In setting up a new small business LAN, why would I want to consider wireless over hard-wired? Specifically:
  1. What are the pro & cons of wireless networking?
  2. How do wireless networks operate?
  3. At what frequency do wireless network operate?
  4. What is the range of a typical wireless network?
  5. How much does a wireless network cost?
  6. Do wireless networks require additional software, or will they work with windows?
Wow! You must have been the kid in class who never tired of raising his hand and asking just one more question before the bell rang. I could easily spend a day answering each question in detail, but to save a bit of virtual storage space and time I will briefly attack each of your questions.

1. What are the pro & cons of wireless networking?

The biggest "pro" is that wireless systems eliminate the need for tethered workstations and can increase productivity, since people do not have to run back to these systems to retrieve a file or print out a document. Their systems and access to necessary resources are as mobile as they are, whether they are in a building, or corporate office, or outside sipping coffee at the local brew house. Wireless also does away with the cost of stringing Ethernet cables, hard-wiring computers and drilling holes through walls and ceilings. An added benefit is that it is essentially a one-time cost since you can uninstall the wireless system and take it with you when you move.

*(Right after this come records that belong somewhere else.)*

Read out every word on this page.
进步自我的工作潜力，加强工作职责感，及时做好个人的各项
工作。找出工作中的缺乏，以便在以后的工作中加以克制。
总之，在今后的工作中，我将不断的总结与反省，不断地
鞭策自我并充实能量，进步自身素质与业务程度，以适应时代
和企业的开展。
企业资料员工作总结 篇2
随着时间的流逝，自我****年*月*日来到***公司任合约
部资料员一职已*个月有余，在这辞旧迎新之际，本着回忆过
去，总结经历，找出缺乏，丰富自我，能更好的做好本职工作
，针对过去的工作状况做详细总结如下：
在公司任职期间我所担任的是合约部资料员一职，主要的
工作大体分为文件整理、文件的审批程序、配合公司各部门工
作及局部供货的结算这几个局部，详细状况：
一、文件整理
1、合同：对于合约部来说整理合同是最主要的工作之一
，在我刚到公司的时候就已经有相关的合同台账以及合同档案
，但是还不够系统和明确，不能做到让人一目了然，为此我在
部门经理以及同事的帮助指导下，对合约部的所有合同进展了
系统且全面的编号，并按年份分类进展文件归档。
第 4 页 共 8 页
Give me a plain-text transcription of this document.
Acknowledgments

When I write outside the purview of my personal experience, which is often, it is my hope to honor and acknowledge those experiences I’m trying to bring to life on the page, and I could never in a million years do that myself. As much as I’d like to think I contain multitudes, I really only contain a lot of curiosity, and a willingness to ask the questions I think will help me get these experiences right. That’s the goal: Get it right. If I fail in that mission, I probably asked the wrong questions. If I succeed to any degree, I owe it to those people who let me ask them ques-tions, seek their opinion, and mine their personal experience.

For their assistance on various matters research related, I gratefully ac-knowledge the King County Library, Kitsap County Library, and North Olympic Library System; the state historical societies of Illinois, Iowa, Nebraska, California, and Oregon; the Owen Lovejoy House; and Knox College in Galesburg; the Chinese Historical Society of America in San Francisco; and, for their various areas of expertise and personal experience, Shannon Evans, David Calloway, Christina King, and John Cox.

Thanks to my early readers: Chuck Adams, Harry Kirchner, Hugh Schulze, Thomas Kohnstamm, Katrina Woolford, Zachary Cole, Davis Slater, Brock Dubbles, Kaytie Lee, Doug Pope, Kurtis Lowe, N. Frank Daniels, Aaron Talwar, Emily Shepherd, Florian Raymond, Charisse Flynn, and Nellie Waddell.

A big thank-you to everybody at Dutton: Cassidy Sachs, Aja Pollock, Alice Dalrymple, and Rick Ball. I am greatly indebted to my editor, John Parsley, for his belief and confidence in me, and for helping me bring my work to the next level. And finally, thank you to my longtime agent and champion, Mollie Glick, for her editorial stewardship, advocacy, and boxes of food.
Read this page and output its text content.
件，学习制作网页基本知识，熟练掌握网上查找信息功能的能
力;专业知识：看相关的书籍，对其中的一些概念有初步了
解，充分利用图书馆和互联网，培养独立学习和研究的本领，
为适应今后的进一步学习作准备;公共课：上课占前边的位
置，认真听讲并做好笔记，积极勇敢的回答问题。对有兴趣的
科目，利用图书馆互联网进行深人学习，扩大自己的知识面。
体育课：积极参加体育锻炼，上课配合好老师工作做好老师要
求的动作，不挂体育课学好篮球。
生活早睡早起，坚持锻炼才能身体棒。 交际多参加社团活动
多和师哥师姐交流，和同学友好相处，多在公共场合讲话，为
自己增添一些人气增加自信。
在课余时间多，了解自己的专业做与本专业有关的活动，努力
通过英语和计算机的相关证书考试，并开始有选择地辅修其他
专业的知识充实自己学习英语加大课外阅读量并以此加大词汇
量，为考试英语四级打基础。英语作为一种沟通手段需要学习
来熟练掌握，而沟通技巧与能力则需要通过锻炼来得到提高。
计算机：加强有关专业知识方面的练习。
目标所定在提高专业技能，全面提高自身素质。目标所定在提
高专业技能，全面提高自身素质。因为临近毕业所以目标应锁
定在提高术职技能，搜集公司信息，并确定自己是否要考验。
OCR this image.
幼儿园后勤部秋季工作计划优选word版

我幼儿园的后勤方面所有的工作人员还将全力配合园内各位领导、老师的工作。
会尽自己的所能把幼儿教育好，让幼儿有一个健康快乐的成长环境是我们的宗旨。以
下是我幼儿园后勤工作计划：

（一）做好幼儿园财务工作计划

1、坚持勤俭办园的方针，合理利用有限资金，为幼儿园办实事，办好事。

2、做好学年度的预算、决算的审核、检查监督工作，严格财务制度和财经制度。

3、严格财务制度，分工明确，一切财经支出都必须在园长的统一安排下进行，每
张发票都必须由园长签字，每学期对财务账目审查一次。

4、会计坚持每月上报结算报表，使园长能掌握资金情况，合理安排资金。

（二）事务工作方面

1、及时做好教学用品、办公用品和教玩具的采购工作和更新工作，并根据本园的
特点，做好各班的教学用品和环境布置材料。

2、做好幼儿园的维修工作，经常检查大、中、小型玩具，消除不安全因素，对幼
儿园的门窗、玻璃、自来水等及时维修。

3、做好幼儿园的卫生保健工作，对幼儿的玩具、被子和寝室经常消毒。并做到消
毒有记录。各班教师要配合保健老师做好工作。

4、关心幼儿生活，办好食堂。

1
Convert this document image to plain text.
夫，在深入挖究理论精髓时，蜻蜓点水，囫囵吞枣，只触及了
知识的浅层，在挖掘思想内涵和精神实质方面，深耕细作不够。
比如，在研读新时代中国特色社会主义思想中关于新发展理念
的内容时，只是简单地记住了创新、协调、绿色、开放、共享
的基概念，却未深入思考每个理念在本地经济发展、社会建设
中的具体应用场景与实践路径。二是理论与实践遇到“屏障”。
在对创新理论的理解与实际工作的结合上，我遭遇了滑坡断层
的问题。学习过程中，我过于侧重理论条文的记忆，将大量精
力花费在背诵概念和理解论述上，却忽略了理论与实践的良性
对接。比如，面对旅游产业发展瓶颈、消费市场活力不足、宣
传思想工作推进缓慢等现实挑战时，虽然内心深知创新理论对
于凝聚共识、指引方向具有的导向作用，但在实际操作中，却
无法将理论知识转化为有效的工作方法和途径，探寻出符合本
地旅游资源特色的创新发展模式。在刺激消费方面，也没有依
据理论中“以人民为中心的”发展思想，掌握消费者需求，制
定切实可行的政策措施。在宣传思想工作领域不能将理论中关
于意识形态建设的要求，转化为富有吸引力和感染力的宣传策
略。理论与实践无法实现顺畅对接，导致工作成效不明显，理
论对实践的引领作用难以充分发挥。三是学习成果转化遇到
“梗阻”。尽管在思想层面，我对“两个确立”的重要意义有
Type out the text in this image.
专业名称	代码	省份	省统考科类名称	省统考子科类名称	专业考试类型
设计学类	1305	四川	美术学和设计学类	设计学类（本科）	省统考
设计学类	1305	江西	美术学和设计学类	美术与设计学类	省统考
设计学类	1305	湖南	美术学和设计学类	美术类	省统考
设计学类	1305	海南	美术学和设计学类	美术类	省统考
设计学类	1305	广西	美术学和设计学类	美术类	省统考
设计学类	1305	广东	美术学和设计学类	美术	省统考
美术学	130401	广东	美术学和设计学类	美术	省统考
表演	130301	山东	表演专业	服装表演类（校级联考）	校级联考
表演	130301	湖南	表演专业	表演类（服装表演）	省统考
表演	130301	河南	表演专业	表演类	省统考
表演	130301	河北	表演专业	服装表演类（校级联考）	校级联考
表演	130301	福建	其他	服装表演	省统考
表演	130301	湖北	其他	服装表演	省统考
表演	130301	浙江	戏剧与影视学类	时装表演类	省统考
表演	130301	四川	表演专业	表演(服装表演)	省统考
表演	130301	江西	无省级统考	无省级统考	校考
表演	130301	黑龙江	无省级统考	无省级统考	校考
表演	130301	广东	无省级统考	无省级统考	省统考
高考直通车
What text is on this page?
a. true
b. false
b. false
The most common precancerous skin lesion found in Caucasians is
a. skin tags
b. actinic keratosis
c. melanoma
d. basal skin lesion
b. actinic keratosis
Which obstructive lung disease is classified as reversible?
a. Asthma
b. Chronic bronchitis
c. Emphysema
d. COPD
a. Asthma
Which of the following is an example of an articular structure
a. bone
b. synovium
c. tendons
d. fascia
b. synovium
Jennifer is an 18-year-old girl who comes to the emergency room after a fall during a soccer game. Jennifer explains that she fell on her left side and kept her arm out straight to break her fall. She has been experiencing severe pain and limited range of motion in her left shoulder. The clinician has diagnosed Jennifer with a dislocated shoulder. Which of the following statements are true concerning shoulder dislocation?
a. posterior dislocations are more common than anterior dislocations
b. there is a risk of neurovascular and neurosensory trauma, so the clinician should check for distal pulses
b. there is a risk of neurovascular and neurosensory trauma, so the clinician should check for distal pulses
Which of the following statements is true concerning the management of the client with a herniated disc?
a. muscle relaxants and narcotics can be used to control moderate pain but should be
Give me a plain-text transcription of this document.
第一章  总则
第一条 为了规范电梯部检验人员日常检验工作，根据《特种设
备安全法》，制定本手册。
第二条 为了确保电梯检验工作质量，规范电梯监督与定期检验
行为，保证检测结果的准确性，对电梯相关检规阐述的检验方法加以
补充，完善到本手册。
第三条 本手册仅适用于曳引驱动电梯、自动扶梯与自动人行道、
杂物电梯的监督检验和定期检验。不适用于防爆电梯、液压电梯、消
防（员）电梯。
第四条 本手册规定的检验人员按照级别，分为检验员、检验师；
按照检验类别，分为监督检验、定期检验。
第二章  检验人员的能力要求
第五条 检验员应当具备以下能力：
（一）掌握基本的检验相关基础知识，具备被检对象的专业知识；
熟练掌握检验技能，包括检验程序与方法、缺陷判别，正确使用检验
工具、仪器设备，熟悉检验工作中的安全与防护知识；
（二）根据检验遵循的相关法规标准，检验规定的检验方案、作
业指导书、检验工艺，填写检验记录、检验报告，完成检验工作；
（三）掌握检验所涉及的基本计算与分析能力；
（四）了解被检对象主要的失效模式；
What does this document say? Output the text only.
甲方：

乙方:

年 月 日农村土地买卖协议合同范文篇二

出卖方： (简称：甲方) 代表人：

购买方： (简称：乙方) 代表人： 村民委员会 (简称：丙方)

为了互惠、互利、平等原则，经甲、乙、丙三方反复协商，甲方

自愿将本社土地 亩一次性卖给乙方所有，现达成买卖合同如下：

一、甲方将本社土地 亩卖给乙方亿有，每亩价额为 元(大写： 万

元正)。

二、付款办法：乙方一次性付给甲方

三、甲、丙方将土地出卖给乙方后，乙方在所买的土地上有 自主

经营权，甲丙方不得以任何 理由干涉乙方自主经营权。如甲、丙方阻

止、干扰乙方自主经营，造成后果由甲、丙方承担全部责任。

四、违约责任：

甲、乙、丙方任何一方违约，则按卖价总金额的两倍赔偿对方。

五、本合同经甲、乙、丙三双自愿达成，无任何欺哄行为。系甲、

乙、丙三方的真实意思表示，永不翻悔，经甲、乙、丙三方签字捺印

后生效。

The most obvious "con" is that current 802.11 wireless systems are inherently insecure, and therefore open to unauthorized use and malicious abuse. You can (and should) turn on some of the basic security systems offered in 802.11 wireless, and take advantage of third party solutions that can help to identify such things as rogue access points and accidental associations with the wrong wireless access point.

Despite concerns, though, once you get a taste of wireless you usually never want to go back to an all-wired-world.